Herbizide dürfen generell nicht eingesetzt werden. Die unerwünschten Kräuter werden maschinell oder per Hacke entfernt. „In unseren Weinbergen muss es aber nicht aussehen wie auf einem Golfplatz“, so die Meinung der engagierten Unternehmerin. Bei vielen Fragen kann sie nach wie vor auf ihren Vater und seine Erfahrung zurückgreifen.
Beratung vorhanden
Betriebsspiegel
Weingut Mohr-Gutting in Duttweiler
- Größe des Betriebes: etwa 16 Hektar
- Aufteilung Anbau: 66,08 Prozent weiße Rebsorten, 33,92 Prozent rote Rebsorten
- Höhenlage: 124 NN
- Niederschläge im zehnjährigen Schnitt: 640 mm
- Preisbeispiele für Wein (inklusive Mehrwertsteuer) ab Hof (in Euro): 2014 Riesling trocken 1 l > 4,60; 2014 Weißburgunder trocken 0,75 l > 5,50; 2014 Cabernet blanc feinherb 0,75 l > 6,00; 2014 Chardonnay trocken 0,75 l > 8,00; 2012 Rotwein trocken 1 l > 4,50; 2011 Dornfelder Rotwein trocken 0,75 l > 5,20; 2012 Spätburgunder Selection 0,75 l > 9,80.

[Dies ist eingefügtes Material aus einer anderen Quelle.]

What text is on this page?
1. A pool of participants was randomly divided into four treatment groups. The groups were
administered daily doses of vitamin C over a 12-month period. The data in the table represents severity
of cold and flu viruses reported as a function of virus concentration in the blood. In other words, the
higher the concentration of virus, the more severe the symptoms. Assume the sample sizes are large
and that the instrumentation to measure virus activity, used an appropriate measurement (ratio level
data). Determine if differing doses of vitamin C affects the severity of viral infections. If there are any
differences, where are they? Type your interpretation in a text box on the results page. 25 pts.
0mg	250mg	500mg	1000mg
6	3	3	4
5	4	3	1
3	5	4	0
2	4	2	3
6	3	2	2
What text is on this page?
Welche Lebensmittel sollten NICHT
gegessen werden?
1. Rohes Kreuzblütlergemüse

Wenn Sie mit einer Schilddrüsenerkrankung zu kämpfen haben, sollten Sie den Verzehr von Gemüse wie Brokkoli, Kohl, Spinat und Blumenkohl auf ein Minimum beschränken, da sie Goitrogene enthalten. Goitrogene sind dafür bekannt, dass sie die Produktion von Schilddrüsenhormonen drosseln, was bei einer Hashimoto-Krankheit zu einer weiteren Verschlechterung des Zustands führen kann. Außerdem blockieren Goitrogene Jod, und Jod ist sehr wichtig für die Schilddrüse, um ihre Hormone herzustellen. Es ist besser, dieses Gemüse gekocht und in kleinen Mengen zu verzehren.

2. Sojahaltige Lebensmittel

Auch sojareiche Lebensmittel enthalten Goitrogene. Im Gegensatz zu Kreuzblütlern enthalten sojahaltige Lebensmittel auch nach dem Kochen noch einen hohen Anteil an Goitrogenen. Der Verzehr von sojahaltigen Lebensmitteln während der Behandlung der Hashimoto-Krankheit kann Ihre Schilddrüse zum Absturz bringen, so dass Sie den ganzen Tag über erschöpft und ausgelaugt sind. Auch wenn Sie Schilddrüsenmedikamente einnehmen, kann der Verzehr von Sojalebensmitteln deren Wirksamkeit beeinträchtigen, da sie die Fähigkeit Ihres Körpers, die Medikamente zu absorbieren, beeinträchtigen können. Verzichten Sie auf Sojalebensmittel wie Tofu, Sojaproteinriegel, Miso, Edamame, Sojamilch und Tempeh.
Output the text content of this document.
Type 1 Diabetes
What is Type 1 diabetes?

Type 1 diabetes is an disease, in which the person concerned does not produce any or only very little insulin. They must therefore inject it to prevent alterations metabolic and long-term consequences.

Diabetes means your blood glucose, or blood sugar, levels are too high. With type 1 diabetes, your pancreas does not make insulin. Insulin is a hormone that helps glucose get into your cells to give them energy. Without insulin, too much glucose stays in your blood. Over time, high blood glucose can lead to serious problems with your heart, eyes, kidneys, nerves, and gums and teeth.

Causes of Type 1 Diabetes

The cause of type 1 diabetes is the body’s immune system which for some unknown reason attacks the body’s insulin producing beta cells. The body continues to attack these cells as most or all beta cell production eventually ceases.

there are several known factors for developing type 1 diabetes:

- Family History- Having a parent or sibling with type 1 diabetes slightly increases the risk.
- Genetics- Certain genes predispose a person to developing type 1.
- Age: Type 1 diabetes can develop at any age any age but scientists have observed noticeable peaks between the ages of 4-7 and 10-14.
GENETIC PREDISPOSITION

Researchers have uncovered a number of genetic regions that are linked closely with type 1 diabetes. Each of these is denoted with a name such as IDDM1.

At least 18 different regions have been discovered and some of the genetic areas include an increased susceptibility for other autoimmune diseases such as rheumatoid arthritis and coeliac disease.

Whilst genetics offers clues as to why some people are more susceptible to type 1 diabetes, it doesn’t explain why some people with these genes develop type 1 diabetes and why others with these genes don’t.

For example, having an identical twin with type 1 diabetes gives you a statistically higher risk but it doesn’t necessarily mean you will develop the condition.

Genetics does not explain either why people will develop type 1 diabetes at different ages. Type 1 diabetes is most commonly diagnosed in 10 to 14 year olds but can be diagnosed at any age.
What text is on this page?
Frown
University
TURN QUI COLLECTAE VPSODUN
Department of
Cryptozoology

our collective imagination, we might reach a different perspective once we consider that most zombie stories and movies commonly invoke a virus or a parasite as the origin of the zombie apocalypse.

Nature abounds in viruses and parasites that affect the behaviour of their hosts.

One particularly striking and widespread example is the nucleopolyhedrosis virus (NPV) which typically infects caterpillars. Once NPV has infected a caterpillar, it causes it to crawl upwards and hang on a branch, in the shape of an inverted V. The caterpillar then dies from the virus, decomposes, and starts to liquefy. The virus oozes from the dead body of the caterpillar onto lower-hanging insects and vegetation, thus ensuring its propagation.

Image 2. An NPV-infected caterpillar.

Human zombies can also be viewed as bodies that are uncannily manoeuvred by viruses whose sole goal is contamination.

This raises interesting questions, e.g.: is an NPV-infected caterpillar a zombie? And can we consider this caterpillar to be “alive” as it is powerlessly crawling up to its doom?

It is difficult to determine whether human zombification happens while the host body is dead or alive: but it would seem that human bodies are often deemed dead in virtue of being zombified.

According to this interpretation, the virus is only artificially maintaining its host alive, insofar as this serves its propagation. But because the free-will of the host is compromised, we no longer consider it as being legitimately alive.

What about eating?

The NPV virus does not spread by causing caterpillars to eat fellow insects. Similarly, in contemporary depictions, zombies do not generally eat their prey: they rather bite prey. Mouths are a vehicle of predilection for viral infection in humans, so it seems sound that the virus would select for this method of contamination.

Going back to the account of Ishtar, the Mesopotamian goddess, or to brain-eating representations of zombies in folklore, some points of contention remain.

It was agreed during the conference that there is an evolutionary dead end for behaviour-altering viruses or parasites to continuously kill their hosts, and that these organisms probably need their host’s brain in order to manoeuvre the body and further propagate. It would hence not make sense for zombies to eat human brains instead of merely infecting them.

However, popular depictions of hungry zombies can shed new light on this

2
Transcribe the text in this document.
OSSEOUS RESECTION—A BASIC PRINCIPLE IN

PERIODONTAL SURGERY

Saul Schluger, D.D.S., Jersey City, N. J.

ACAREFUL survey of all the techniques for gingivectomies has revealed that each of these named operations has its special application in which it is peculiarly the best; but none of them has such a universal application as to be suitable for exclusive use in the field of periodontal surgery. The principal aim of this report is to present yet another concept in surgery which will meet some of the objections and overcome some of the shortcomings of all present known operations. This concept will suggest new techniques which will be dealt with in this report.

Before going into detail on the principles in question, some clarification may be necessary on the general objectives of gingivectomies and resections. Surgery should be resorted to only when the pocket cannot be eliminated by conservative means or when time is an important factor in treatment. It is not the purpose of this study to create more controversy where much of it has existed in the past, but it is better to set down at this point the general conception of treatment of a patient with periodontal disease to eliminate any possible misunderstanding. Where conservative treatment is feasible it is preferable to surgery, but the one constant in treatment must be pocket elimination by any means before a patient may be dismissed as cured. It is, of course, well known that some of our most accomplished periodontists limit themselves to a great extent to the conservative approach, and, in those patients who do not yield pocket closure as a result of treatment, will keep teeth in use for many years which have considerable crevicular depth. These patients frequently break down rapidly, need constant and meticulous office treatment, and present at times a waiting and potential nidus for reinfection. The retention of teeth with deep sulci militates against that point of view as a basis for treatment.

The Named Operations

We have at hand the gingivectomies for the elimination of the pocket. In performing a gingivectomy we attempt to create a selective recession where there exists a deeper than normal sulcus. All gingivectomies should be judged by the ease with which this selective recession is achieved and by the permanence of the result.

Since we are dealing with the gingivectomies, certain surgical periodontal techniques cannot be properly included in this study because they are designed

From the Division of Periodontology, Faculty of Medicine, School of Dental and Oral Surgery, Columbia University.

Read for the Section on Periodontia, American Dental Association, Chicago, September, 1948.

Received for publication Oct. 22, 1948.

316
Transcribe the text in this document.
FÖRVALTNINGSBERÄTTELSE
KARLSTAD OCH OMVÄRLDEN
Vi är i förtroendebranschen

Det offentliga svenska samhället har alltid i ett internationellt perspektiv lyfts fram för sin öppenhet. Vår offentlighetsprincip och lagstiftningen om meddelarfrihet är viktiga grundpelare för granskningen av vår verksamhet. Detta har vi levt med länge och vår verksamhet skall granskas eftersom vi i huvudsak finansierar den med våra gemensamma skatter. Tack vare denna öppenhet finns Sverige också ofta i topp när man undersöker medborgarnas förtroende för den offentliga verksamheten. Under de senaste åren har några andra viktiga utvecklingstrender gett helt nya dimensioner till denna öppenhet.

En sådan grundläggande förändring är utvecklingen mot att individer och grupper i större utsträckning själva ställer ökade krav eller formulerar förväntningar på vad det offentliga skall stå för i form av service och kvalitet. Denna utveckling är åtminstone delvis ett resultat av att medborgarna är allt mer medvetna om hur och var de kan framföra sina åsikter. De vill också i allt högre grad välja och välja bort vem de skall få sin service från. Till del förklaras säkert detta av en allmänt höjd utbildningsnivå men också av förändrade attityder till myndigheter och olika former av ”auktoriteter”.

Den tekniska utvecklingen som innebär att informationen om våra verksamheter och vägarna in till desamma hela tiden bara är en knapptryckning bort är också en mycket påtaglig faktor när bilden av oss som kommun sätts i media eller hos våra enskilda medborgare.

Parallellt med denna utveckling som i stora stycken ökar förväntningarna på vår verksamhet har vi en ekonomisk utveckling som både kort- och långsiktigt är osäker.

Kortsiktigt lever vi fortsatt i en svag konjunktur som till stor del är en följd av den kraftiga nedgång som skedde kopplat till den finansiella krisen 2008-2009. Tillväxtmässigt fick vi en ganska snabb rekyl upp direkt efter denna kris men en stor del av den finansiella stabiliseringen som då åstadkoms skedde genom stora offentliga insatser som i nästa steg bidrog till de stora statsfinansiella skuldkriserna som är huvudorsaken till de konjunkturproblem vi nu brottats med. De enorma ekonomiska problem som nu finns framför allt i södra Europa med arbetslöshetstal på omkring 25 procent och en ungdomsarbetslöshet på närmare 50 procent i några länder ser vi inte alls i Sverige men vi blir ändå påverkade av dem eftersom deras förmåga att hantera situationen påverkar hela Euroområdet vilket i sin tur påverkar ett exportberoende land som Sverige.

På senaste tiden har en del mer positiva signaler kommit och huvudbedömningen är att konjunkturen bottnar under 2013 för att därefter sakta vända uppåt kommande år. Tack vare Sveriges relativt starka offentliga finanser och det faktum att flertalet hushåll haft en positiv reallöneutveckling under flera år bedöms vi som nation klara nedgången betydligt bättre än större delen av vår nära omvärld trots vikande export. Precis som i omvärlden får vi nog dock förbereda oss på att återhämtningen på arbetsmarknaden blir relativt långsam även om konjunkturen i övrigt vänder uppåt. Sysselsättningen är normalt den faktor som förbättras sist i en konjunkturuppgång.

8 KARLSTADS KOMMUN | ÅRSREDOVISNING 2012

- Öffnungszeiten Weingut Mohr-Gutting in 67435 Neustadt an der Weinstraße/Duttweiler: November bis März: Mo-Fr 9 bis 17 Uhr und Samstag 9 bis 16 Uhr; April bis Oktober: Mo-Fr 9 bis 18 Uhr und Samstag 9 bis 16 Uhr.
- Kontakt: www.mohr-gutting.de, mail@mohr-gutting.de
In Duttweiler waren die Guttings die ersten, die sich zertifizieren ließen. Mittlerweile sind es von den insgesamt 15 HauptÂerwerbsbetrieben vier Weingüter, die ökologisch wirtschaften. „Die jungen Leute wagen sich eher an die Umstellung heran. Heute sind die Beratung und der Informationsfluss aber auch besser. Die Anbauweise hat sich aus der Nische herausgewagt“, beobachtet Simone Gutting.
Auf dem Weingut ist neben der gesamten Familie ein fester Mitarbeiter für den Außenbetrieb beschäftigt.
Im Keller sind natürlich auch bestimmte Vorschriften einzuhalten. Dazu gibt es seit 2012 die Kellerrichtlinien für Biowein. Von der Traube bis in die Flasche ist geregelt, was erlaubt ist. So sind einige Hilfsstoffe nicht genehmigt, der Schwefelgehalt etwas niedriger als im konventionellen Bereich angesetzt und beispielsweise auch gentechnisch veränderte Organismen nicht erlaubt. (www.ecovin.de/entdecken/nachrichten/eu-durchführungsbestimmungen-für-biowein-verabschiedet)
Positive Resonanz
Die Kunden der Guttings haben auf die Umstellung positiv reagiert. Regelmäßig wurden sie über die Veränderungen im Betrieb informiert und somit auf die Reise mitgenommen. Ihnen war in erster Linie wichtig, dass der Wein seine Qualität behält und nicht übermäßig teurer wird. Neukunden kommen gezielt zu den Guttings, weil sie Biowein bevorzugen. „Deutlich mehr Geld können wir für unseren Wein nach der Umstellung allerdings nicht nehmen. Unsere Produkte sind preislich mit konventionellen Weinen vergleichbar.“
Auf Weinmessen Neukunden werben
Der Vertrieb erfolgt zu 70 Prozent an Endkunden. Der Rest gelangt über den Fachhandel an die Verbraucher. Schwerpunktmäßig fahren die Guttings ihre Weine in den Raum München, Köln, Düsseldorf und Hamburg. „Der Versand hat allerdings zugenommen“, ergänzt Michael Kraus. „Die Kunden kaufen nach Bedarf und kleinere Mengen als bisher.“ Tourismus ist in Duttweiler kein großer Faktor.
Dafür nehmen Guttings häufig an Wein- und Endverbrauchermessen teil, um neue Kunden zu gewinnen. Auch bei Weinwettbewerben konnten sie schon den einen oder anderen Preis mit nach Hause nehmen. „ Auch das ist Werbung für uns“, sind sie stolz.